Malgré la crise, ils sont de plus en plus nombreux sur le continent. Modes de vie, lubies, dépenses, nouveaux comportements... Voyage à l’intérieur du monde onirique des fortunes africaines.

En près d’un demi-siècle d’indépendance, l’Algérie a vécu trente ans de socialisme et une décennie de terrorisme, contre dix ans seulement d’ouverture économique. Le contexte algérien n’a jamais été très clément pour les riches.

À l’époque socialiste, il ne faisait pas bon afficher sa fortune. Les signes extérieurs de richesse (résidences de luxe, accès aux meilleurs sites balnéaires, collections de voitures de sport…) étaient alors réservés à une caste de hauts commis de l’État. Plus tard, cette nomenklatura civile et militaire s’est fait concurrencer par une catégorie de nouveaux riches, les beggara (littéralement : « les vachers »), des éleveurs des Hauts Plateaux et des maquignons qui régnaient sur le marché local de la viande rouge !

Avec l’explosion des cours du pétrole, ces dernières années, le produit intérieur brut (PIB) a doublé. La gestion prudente de cette manne a consolidé la croissance et multiplié les opportunités d’investissements. Résultat : de solides fortunes se sont constituées.

Les nantis d’aujourd’hui consomment comme les puissants d’hier. Une résidence à l’étranger, de préférence à Monaco, à la Barbade ou – mieux encore ! – en Suisse est de rigueur. La proverbiale discrétion des banques helvètes est au moins autant appréciée que le calme des rives du lac Léman…

La même discrétion est de mise en Algérie. Le must ? Posséder une habitation principale à Poirson, le célèbre quartier chinois situé sur les hauteurs de la capitale, où vivent encore les figures historiques du pouvoir. Le mètre carré s’y négocie à 180 000 dinars (près de 1 800 euros).

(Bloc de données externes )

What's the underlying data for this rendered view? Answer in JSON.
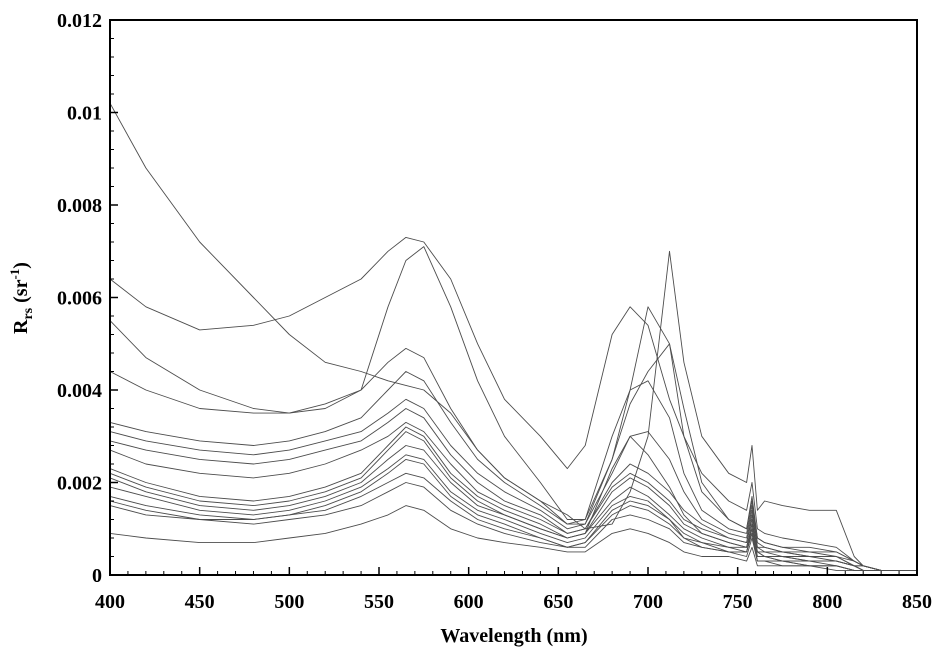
{
  "chart_data": {
    "type": "line",
    "xlabel": "Wavelength (nm)",
    "ylabel": {
      "base": "R",
      "subscript": "rs",
      "unit_prefix": " (sr",
      "unit_superscript": "-1",
      "unit_suffix": ")"
    },
    "xlim": [
      400,
      850
    ],
    "ylim": [
      0,
      0.012
    ],
    "x_ticks": [
      "400",
      "450",
      "500",
      "550",
      "600",
      "650",
      "700",
      "750",
      "800",
      "850"
    ],
    "y_ticks": [
      "0",
      "0.002",
      "0.004",
      "0.006",
      "0.008",
      "0.01",
      "0.012"
    ],
    "grid": false,
    "legend": "none",
    "line_color": "#4d4d4d",
    "series": [
      {
        "x": [
          400,
          420,
          450,
          480,
          500,
          520,
          540,
          555,
          565,
          575,
          590,
          605,
          620,
          640,
          655,
          665,
          680,
          690,
          700,
          712,
          720,
          730,
          745,
          755,
          758,
          761,
          765,
          775,
          790,
          805,
          815,
          820,
          830,
          850
        ],
        "y": [
          0.0102,
          0.0088,
          0.0072,
          0.006,
          0.0052,
          0.0046,
          0.0044,
          0.0042,
          0.0041,
          0.004,
          0.0035,
          0.0027,
          0.0021,
          0.0016,
          0.0013,
          0.001,
          0.0011,
          0.0018,
          0.003,
          0.007,
          0.0046,
          0.003,
          0.0022,
          0.002,
          0.0028,
          0.0014,
          0.0016,
          0.0015,
          0.0014,
          0.0014,
          0.0004,
          0.0002,
          0.0001,
          0.0001
        ]
      },
      {
        "x": [
          400,
          420,
          450,
          480,
          500,
          520,
          540,
          555,
          565,
          575,
          590,
          605,
          620,
          640,
          655,
          665,
          680,
          690,
          700,
          712,
          720,
          730,
          745,
          755,
          758,
          761,
          765,
          775,
          790,
          805,
          815,
          820,
          830,
          850
        ],
        "y": [
          0.0064,
          0.0058,
          0.0053,
          0.0054,
          0.0056,
          0.006,
          0.0064,
          0.007,
          0.0073,
          0.0072,
          0.0064,
          0.005,
          0.0038,
          0.003,
          0.0023,
          0.0028,
          0.0052,
          0.0058,
          0.0054,
          0.0038,
          0.003,
          0.0022,
          0.0016,
          0.0014,
          0.002,
          0.001,
          0.0009,
          0.0008,
          0.0007,
          0.0006,
          0.0003,
          0.0002,
          0.0001,
          0.0001
        ]
      },
      {
        "x": [
          400,
          420,
          450,
          480,
          500,
          520,
          540,
          555,
          565,
          575,
          590,
          605,
          620,
          640,
          655,
          665,
          680,
          690,
          700,
          712,
          720,
          730,
          745,
          755,
          758,
          761,
          765,
          775,
          790,
          805,
          815,
          820,
          830,
          850
        ],
        "y": [
          0.0055,
          0.0047,
          0.004,
          0.0036,
          0.0035,
          0.0036,
          0.004,
          0.0058,
          0.0068,
          0.0071,
          0.0058,
          0.0042,
          0.003,
          0.002,
          0.0012,
          0.0012,
          0.0025,
          0.004,
          0.0058,
          0.005,
          0.003,
          0.0018,
          0.0012,
          0.001,
          0.0017,
          0.0008,
          0.0007,
          0.0006,
          0.0006,
          0.0005,
          0.0003,
          0.0002,
          0.0001,
          0.0001
        ]
      },
      {
        "x": [
          400,
          420,
          450,
          480,
          500,
          520,
          540,
          555,
          565,
          575,
          590,
          605,
          620,
          640,
          655,
          665,
          680,
          690,
          700,
          712,
          720,
          730,
          745,
          755,
          758,
          761,
          765,
          775,
          790,
          805,
          815,
          820,
          830,
          850
        ],
        "y": [
          0.0044,
          0.004,
          0.0036,
          0.0035,
          0.0035,
          0.0037,
          0.004,
          0.0046,
          0.0049,
          0.0047,
          0.0036,
          0.0027,
          0.0021,
          0.0016,
          0.0011,
          0.0011,
          0.0025,
          0.0037,
          0.0044,
          0.005,
          0.0036,
          0.002,
          0.0012,
          0.001,
          0.0016,
          0.0008,
          0.0007,
          0.0006,
          0.0005,
          0.0005,
          0.0003,
          0.0002,
          0.0001,
          0.0001
        ]
      },
      {
        "x": [
          400,
          420,
          450,
          480,
          500,
          520,
          540,
          555,
          565,
          575,
          590,
          605,
          620,
          640,
          655,
          665,
          680,
          690,
          700,
          712,
          720,
          730,
          745,
          755,
          758,
          761,
          765,
          775,
          790,
          805,
          815,
          820,
          830,
          850
        ],
        "y": [
          0.0033,
          0.0031,
          0.0029,
          0.0028,
          0.0029,
          0.0031,
          0.0034,
          0.004,
          0.0044,
          0.0042,
          0.0033,
          0.0025,
          0.002,
          0.0015,
          0.0011,
          0.0012,
          0.003,
          0.004,
          0.0042,
          0.0034,
          0.0022,
          0.0014,
          0.001,
          0.0009,
          0.0015,
          0.0007,
          0.0006,
          0.0005,
          0.0005,
          0.0004,
          0.0003,
          0.0002,
          0.0001,
          0.0001
        ]
      },
      {
        "x": [
          400,
          420,
          450,
          480,
          500,
          520,
          540,
          555,
          565,
          575,
          590,
          605,
          620,
          640,
          655,
          665,
          680,
          690,
          700,
          712,
          720,
          730,
          745,
          755,
          758,
          761,
          765,
          775,
          790,
          805,
          815,
          820,
          830,
          850
        ],
        "y": [
          0.0031,
          0.0029,
          0.0027,
          0.0026,
          0.0027,
          0.0029,
          0.0031,
          0.0035,
          0.0038,
          0.0036,
          0.0028,
          0.0022,
          0.0018,
          0.0014,
          0.001,
          0.0011,
          0.0022,
          0.003,
          0.0031,
          0.0025,
          0.0018,
          0.0012,
          0.0009,
          0.0008,
          0.0014,
          0.0006,
          0.0006,
          0.0005,
          0.0004,
          0.0004,
          0.0002,
          0.0002,
          0.0001,
          0.0001
        ]
      },
      {
        "x": [
          400,
          420,
          450,
          480,
          500,
          520,
          540,
          555,
          565,
          575,
          590,
          605,
          620,
          640,
          655,
          665,
          680,
          690,
          700,
          712,
          720,
          730,
          745,
          755,
          758,
          761,
          765,
          775,
          790,
          805,
          815,
          820,
          830,
          850
        ],
        "y": [
          0.0029,
          0.0027,
          0.0025,
          0.0024,
          0.0025,
          0.0027,
          0.0029,
          0.0033,
          0.0036,
          0.0034,
          0.0026,
          0.002,
          0.0016,
          0.0013,
          0.0009,
          0.001,
          0.002,
          0.0024,
          0.0022,
          0.0018,
          0.0014,
          0.0011,
          0.0008,
          0.0007,
          0.0013,
          0.0006,
          0.0005,
          0.0005,
          0.0004,
          0.0004,
          0.0002,
          0.0002,
          0.0001,
          0.0001
        ]
      },
      {
        "x": [
          400,
          420,
          450,
          480,
          500,
          520,
          540,
          555,
          565,
          575,
          590,
          605,
          620,
          640,
          655,
          665,
          680,
          690,
          700,
          712,
          720,
          730,
          745,
          755,
          758,
          761,
          765,
          775,
          790,
          805,
          815,
          820,
          830,
          850
        ],
        "y": [
          0.0027,
          0.0024,
          0.0022,
          0.0021,
          0.0022,
          0.0024,
          0.0027,
          0.003,
          0.0033,
          0.0031,
          0.0024,
          0.0018,
          0.0015,
          0.0012,
          0.0009,
          0.001,
          0.0019,
          0.0022,
          0.002,
          0.0016,
          0.0012,
          0.001,
          0.0008,
          0.0007,
          0.0012,
          0.0005,
          0.0005,
          0.0004,
          0.0004,
          0.0003,
          0.0002,
          0.0001,
          0.0001,
          0.0001
        ]
      },
      {
        "x": [
          400,
          420,
          450,
          480,
          500,
          520,
          540,
          555,
          565,
          575,
          590,
          605,
          620,
          640,
          655,
          665,
          680,
          690,
          700,
          712,
          720,
          730,
          745,
          755,
          758,
          761,
          765,
          775,
          790,
          805,
          815,
          820,
          830,
          850
        ],
        "y": [
          0.0023,
          0.002,
          0.0017,
          0.0016,
          0.0017,
          0.0019,
          0.0022,
          0.0028,
          0.0032,
          0.003,
          0.0022,
          0.0017,
          0.0014,
          0.0011,
          0.0008,
          0.0009,
          0.0018,
          0.0021,
          0.0019,
          0.0015,
          0.0011,
          0.0009,
          0.0007,
          0.0006,
          0.0011,
          0.0005,
          0.0004,
          0.0004,
          0.0003,
          0.0003,
          0.0002,
          0.0001,
          0.0001,
          0.0001
        ]
      },
      {
        "x": [
          400,
          420,
          450,
          480,
          500,
          520,
          540,
          555,
          565,
          575,
          590,
          605,
          620,
          640,
          655,
          665,
          680,
          690,
          700,
          712,
          720,
          730,
          745,
          755,
          758,
          761,
          765,
          775,
          790,
          805,
          815,
          820,
          830,
          850
        ],
        "y": [
          0.0021,
          0.0018,
          0.0015,
          0.0014,
          0.0015,
          0.0017,
          0.002,
          0.0025,
          0.0028,
          0.0027,
          0.002,
          0.0015,
          0.0013,
          0.001,
          0.0008,
          0.0009,
          0.0016,
          0.0019,
          0.0017,
          0.0013,
          0.001,
          0.0008,
          0.0006,
          0.0006,
          0.001,
          0.0004,
          0.0004,
          0.0003,
          0.0003,
          0.0003,
          0.0002,
          0.0001,
          0.0001,
          0.0001
        ]
      },
      {
        "x": [
          400,
          420,
          450,
          480,
          500,
          520,
          540,
          555,
          565,
          575,
          590,
          605,
          620,
          640,
          655,
          665,
          680,
          690,
          700,
          712,
          720,
          730,
          745,
          755,
          758,
          761,
          765,
          775,
          790,
          805,
          815,
          820,
          830,
          850
        ],
        "y": [
          0.0019,
          0.0017,
          0.0014,
          0.0013,
          0.0014,
          0.0016,
          0.0019,
          0.0023,
          0.0026,
          0.0025,
          0.0018,
          0.0014,
          0.0012,
          0.0009,
          0.0007,
          0.0008,
          0.0015,
          0.0017,
          0.0016,
          0.0012,
          0.0009,
          0.0007,
          0.0006,
          0.0005,
          0.001,
          0.0004,
          0.0004,
          0.0003,
          0.0003,
          0.0002,
          0.0001,
          0.0001,
          0.0001,
          0.0001
        ]
      },
      {
        "x": [
          400,
          420,
          450,
          480,
          500,
          520,
          540,
          555,
          565,
          575,
          590,
          605,
          620,
          640,
          655,
          665,
          680,
          690,
          700,
          712,
          720,
          730,
          745,
          755,
          758,
          761,
          765,
          775,
          790,
          805,
          815,
          820,
          830,
          850
        ],
        "y": [
          0.0017,
          0.0015,
          0.0013,
          0.0012,
          0.0013,
          0.0014,
          0.0017,
          0.002,
          0.0022,
          0.0021,
          0.0016,
          0.0012,
          0.001,
          0.0008,
          0.0006,
          0.0007,
          0.0013,
          0.0015,
          0.0014,
          0.0011,
          0.0008,
          0.0006,
          0.0005,
          0.0005,
          0.0009,
          0.0003,
          0.0003,
          0.0003,
          0.0002,
          0.0002,
          0.0001,
          0.0001,
          0.0001,
          0.0001
        ]
      },
      {
        "x": [
          400,
          420,
          450,
          480,
          500,
          520,
          540,
          555,
          565,
          575,
          590,
          605,
          620,
          640,
          655,
          665,
          680,
          690,
          700,
          712,
          720,
          730,
          745,
          755,
          758,
          761,
          765,
          775,
          790,
          805,
          815,
          820,
          830,
          850
        ],
        "y": [
          0.0015,
          0.0013,
          0.0012,
          0.0011,
          0.0012,
          0.0013,
          0.0015,
          0.0018,
          0.002,
          0.0019,
          0.0014,
          0.0011,
          0.0009,
          0.0007,
          0.0006,
          0.0006,
          0.0012,
          0.0013,
          0.0012,
          0.001,
          0.0007,
          0.0006,
          0.0005,
          0.0004,
          0.0008,
          0.0003,
          0.0003,
          0.0002,
          0.0002,
          0.0002,
          0.0001,
          0.0001,
          0.0001,
          0.0001
        ]
      },
      {
        "x": [
          400,
          420,
          450,
          480,
          500,
          520,
          540,
          555,
          565,
          575,
          590,
          605,
          620,
          640,
          655,
          665,
          680,
          690,
          700,
          712,
          720,
          730,
          745,
          755,
          758,
          761,
          765,
          775,
          790,
          805,
          815,
          820,
          830,
          850
        ],
        "y": [
          0.0009,
          0.0008,
          0.0007,
          0.0007,
          0.0008,
          0.0009,
          0.0011,
          0.0013,
          0.0015,
          0.0014,
          0.001,
          0.0008,
          0.0007,
          0.0006,
          0.0005,
          0.0005,
          0.0009,
          0.001,
          0.0009,
          0.0007,
          0.0005,
          0.0004,
          0.0004,
          0.0003,
          0.0006,
          0.0002,
          0.0002,
          0.0002,
          0.0002,
          0.0001,
          0.0001,
          0.0001,
          0.0001,
          0.0001
        ]
      },
      {
        "x": [
          400,
          420,
          450,
          480,
          500,
          520,
          540,
          555,
          565,
          575,
          590,
          605,
          620,
          640,
          655,
          665,
          680,
          690,
          700,
          712,
          720,
          730,
          745,
          755,
          758,
          761,
          765,
          775,
          790,
          805,
          815,
          820,
          830,
          850
        ],
        "y": [
          0.0022,
          0.0019,
          0.0016,
          0.0015,
          0.0016,
          0.0018,
          0.0021,
          0.0027,
          0.0031,
          0.0029,
          0.0021,
          0.0016,
          0.0013,
          0.001,
          0.0008,
          0.0009,
          0.0023,
          0.003,
          0.0026,
          0.0019,
          0.0013,
          0.0009,
          0.0007,
          0.0006,
          0.0011,
          0.0005,
          0.0004,
          0.0004,
          0.0003,
          0.0003,
          0.0002,
          0.0001,
          0.0001,
          0.0001
        ]
      },
      {
        "x": [
          400,
          420,
          450,
          480,
          500,
          520,
          540,
          555,
          565,
          575,
          590,
          605,
          620,
          640,
          655,
          665,
          680,
          690,
          700,
          712,
          720,
          730,
          745,
          755,
          758,
          761,
          765,
          775,
          790,
          805,
          815,
          820,
          830,
          850
        ],
        "y": [
          0.0016,
          0.0014,
          0.0012,
          0.0012,
          0.0013,
          0.0015,
          0.0018,
          0.0022,
          0.0025,
          0.0024,
          0.0017,
          0.0013,
          0.0011,
          0.0008,
          0.0006,
          0.0007,
          0.0014,
          0.0016,
          0.0015,
          0.0012,
          0.0008,
          0.0007,
          0.0005,
          0.0005,
          0.0009,
          0.0003,
          0.0003,
          0.0003,
          0.0002,
          0.0002,
          0.0001,
          0.0001,
          0.0001,
          0.0001
        ]
      }
    ]
  }
}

Les enfants des milieux privilégiés fréquentent les meilleurs établissements privés du pays, avant de partir étudier dans les universités américaines et britanniques. Pour sortir le soir, le manque d’espaces appropriés (quatre boîtes de nuit dignes de ce nom à Alger, pour 3 millions d’habitants) pousse les riches à partir « s’éclater » le week-end dans les clubs de Barcelone et de la Costa del Sol. Et pour leurs sorties en semaine, ils préfèrent la table de L’Auberge du Moulin, à Chéraga, ou celle du Golf, à Dely-Ibrahim (150 euros par personne, boissons non comprises) aux palaces algérois.